With inflation and interest rates on the rise, it is a better time than usual to file Chapter 13. Chapter 13 is good to file when interest rates are on the rise. It will lock your rates at a low, set amount. Many times, you will not be forced to pay all your debt back. Sometimes you do not have to pay any interest rate at all.
Especially with vehicles, Chapter 13 can lock in your interest rate. This can protect you from inflation by locking down your interest rate to 5% or even less on vehicles. The common equation is to take the “prime rate” and add somewhere between 1% to 2%. This many times equates to a locked-in 4.5 to 5.5 % interest rate or less on your vehicles. The listed “prime rate” determines what you will be required to pay on your 3–5-year plan on your vehicles. You can just ignore your original interest rate even if it is high like 17%- 25% rates sometimes seen on vehicles.
In a time where inflation causes you to pay more, you can pay less through Chapter 13. Frequently, you can pay as little as 10-20% of your debts back or less through Chapter 13. This is a huge savings. A few primary factors influence how much debt you are required to pay back in Chapter 13. These are factors such are income level, asset values, and what items you are requesting to pay through your case.

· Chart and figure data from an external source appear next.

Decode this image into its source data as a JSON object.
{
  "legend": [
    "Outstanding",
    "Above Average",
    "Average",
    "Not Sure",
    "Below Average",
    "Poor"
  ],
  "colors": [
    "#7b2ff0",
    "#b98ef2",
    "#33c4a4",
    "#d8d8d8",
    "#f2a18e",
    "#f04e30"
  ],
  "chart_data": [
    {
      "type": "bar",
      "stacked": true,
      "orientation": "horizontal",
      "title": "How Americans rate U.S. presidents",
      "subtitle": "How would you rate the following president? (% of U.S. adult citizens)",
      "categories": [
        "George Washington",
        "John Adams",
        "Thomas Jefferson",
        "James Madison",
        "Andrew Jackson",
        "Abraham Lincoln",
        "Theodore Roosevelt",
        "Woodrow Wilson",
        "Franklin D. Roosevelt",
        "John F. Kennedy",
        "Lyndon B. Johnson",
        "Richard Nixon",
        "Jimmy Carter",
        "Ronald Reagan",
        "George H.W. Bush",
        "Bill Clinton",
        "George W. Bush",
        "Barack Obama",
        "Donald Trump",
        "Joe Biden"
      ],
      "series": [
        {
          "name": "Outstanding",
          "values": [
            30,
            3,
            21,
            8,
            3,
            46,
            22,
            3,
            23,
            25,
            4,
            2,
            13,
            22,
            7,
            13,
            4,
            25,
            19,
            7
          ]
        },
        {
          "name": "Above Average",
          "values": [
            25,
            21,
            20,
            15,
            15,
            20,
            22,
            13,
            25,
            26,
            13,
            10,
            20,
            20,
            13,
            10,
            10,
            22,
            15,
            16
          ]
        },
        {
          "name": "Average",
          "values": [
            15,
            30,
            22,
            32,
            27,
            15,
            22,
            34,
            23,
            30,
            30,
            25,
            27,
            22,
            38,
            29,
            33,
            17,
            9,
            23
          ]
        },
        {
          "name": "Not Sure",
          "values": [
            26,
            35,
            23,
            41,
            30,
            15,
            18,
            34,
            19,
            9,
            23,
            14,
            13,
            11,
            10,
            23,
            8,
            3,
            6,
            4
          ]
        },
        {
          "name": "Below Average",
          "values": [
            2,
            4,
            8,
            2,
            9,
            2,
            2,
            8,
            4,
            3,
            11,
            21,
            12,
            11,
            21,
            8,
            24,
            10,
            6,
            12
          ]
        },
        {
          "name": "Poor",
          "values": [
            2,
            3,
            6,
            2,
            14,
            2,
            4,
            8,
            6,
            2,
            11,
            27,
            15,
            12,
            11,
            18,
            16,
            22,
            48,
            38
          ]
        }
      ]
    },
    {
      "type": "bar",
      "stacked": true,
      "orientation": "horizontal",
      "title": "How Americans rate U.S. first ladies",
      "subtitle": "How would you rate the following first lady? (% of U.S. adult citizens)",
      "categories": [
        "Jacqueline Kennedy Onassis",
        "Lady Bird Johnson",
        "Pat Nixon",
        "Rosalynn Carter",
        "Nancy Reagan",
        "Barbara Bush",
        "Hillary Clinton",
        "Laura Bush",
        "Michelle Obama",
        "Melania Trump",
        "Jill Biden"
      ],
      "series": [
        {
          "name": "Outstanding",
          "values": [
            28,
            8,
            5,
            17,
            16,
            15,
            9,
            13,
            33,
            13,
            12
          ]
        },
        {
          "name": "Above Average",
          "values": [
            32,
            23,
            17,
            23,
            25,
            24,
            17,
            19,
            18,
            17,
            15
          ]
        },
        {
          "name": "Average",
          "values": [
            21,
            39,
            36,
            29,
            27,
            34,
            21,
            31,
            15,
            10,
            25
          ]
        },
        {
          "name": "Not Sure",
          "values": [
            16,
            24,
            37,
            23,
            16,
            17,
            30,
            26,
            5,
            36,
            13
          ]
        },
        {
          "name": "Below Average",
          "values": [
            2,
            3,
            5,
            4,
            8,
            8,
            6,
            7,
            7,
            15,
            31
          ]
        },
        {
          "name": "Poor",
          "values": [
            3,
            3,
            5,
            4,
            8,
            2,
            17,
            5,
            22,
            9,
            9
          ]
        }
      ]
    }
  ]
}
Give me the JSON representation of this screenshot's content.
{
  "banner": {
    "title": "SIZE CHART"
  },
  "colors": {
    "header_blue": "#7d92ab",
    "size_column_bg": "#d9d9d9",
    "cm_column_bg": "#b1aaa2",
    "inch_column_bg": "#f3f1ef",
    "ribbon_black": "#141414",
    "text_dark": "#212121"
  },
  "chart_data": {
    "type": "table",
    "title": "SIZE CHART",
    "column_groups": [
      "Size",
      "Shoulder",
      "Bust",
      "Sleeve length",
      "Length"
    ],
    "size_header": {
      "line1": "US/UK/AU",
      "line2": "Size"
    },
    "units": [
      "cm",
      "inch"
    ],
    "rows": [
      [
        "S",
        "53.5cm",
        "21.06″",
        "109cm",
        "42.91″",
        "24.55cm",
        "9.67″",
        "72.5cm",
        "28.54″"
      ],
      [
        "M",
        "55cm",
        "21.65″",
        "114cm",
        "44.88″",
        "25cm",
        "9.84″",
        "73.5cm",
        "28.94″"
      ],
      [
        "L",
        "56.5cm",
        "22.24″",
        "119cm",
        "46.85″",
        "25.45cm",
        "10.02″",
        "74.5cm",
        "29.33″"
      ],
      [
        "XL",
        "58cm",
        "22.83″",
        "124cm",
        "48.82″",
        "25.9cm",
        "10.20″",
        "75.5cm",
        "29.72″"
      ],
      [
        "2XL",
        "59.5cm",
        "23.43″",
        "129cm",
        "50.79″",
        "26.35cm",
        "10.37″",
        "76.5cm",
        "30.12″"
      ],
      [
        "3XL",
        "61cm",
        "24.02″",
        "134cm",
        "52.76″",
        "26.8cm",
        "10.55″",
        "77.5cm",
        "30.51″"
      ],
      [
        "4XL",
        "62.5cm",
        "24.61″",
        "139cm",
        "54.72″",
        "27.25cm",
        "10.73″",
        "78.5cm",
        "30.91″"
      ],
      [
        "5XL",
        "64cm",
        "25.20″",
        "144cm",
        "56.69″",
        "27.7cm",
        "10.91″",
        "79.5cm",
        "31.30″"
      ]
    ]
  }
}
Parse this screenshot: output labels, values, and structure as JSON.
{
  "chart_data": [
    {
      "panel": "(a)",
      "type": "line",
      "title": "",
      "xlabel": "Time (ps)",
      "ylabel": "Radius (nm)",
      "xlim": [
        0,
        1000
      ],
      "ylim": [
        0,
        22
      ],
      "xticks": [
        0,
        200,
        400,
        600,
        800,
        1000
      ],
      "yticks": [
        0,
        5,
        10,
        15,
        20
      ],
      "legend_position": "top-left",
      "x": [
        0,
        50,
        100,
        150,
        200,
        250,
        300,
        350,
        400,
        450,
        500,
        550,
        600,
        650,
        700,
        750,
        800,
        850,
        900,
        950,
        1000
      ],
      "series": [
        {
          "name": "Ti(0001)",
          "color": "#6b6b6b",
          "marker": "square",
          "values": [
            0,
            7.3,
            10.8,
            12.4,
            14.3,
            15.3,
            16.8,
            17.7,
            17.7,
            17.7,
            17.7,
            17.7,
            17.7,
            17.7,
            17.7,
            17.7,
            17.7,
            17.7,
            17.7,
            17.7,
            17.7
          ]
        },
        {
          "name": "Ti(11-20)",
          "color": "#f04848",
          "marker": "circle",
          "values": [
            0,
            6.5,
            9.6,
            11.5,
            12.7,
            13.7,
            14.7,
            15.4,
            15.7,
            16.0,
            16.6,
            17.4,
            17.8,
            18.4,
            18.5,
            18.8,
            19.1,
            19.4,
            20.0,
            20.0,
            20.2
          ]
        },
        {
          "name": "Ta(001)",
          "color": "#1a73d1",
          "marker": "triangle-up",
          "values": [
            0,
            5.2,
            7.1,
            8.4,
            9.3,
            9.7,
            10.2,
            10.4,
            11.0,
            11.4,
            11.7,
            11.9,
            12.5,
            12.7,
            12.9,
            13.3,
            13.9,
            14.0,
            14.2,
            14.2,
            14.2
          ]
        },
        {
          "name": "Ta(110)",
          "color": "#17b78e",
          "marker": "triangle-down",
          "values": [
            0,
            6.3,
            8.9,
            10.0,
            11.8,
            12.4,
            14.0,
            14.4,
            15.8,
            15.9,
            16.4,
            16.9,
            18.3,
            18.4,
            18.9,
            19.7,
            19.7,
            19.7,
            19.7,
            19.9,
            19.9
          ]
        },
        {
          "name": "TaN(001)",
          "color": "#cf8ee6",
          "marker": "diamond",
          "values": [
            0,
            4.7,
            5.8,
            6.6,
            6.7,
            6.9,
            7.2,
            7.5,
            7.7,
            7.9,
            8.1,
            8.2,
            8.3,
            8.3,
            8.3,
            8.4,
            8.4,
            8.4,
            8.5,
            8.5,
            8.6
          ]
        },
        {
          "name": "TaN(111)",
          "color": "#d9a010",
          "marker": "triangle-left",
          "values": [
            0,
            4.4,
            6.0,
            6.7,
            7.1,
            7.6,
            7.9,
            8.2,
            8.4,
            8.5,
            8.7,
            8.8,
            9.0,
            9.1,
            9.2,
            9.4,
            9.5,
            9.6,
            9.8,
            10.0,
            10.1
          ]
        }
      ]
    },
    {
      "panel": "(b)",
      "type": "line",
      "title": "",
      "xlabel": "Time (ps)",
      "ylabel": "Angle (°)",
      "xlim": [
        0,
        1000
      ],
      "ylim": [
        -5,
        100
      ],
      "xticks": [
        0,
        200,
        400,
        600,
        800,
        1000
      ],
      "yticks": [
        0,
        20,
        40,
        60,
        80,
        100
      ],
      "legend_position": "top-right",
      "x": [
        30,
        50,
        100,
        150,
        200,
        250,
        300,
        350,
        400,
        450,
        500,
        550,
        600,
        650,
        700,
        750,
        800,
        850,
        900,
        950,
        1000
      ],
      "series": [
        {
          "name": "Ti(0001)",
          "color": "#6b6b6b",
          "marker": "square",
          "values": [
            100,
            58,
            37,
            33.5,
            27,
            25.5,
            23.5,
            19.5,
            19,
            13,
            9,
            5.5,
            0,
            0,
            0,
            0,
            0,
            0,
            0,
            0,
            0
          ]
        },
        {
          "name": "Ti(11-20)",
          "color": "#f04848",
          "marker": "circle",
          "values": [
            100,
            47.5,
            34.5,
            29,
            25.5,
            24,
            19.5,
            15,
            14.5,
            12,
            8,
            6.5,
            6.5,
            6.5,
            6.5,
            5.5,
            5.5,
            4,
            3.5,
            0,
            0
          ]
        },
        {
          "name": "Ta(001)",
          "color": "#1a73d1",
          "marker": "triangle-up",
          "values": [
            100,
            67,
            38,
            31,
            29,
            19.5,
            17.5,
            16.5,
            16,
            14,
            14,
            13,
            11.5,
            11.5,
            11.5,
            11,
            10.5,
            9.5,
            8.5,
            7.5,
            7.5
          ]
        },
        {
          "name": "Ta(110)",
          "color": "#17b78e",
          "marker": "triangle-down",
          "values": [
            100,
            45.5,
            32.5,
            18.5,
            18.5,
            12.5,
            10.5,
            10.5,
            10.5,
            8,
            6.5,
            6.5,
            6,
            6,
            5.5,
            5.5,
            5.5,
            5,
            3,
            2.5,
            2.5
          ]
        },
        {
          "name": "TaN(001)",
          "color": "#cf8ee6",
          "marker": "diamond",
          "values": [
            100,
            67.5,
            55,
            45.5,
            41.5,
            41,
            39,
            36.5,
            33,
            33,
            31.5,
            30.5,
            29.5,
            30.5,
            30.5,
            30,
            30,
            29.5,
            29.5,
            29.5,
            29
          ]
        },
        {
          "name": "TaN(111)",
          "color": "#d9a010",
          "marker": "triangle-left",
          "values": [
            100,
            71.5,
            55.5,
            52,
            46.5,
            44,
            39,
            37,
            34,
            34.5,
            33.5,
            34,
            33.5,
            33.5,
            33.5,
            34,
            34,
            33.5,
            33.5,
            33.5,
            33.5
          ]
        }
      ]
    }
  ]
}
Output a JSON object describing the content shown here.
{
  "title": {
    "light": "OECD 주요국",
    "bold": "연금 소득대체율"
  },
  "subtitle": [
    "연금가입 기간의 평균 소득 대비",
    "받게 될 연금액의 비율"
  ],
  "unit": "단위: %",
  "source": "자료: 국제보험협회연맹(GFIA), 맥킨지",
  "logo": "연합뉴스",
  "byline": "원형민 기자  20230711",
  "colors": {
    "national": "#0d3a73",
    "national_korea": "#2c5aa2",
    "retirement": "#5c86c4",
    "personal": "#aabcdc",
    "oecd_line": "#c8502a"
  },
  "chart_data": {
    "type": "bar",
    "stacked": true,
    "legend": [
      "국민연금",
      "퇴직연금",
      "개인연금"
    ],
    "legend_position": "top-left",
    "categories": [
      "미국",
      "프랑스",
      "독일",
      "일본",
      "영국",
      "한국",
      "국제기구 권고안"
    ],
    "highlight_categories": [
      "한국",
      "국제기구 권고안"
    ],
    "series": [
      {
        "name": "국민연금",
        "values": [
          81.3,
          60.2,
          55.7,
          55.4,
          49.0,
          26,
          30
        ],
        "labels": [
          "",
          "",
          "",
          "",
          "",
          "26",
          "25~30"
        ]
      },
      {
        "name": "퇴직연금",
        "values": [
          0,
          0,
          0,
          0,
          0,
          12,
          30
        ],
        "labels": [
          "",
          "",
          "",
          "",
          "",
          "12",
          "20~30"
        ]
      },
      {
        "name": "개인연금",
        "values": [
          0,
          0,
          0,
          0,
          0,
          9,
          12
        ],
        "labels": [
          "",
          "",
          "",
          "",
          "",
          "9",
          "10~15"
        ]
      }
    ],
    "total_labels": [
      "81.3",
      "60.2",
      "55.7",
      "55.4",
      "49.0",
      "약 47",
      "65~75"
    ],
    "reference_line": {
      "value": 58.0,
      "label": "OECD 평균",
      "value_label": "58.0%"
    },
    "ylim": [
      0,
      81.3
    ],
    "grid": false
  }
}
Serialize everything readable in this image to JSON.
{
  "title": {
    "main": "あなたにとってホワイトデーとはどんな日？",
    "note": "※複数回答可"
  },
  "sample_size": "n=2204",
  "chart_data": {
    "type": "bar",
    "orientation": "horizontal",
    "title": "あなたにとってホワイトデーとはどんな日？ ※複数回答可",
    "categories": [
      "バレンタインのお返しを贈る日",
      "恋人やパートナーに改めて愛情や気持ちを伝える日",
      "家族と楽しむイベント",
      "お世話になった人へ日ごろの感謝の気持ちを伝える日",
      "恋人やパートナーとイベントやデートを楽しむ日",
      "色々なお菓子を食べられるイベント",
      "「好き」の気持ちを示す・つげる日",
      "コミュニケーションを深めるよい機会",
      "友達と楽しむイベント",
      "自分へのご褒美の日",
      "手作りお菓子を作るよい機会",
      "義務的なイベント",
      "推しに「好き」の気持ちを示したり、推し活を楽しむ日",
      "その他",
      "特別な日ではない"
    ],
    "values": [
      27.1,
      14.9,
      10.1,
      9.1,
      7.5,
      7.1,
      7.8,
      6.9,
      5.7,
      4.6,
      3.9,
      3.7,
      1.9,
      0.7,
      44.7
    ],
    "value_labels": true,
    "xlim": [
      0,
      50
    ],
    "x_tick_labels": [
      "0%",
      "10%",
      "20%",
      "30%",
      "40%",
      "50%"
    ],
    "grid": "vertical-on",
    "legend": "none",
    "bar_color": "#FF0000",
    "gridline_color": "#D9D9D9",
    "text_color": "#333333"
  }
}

You can protect and keep your house through Chapter 13. This can protect you from inflation in different ways. First, you can still file Chapter 13 to protect your house even when you cannot file Chapter 7. Chapter 13 will let you keep your house as long as you can make the payments. It does not matter how much equity you have gained from inflation; you can keep your house during Chapter 13.
In addition, it may be wiser to pay your debts back through Chapter 13 instead of getting a higher-interest home loan. If you are behind on your house, Chapter 13 can serve as a “mini-refinance” to some degree that will allow you to bring the home up to date in 3-5 years. This can protect you from higher interest rates found in either a refinance or 2nd mortgage such as a home equity loan.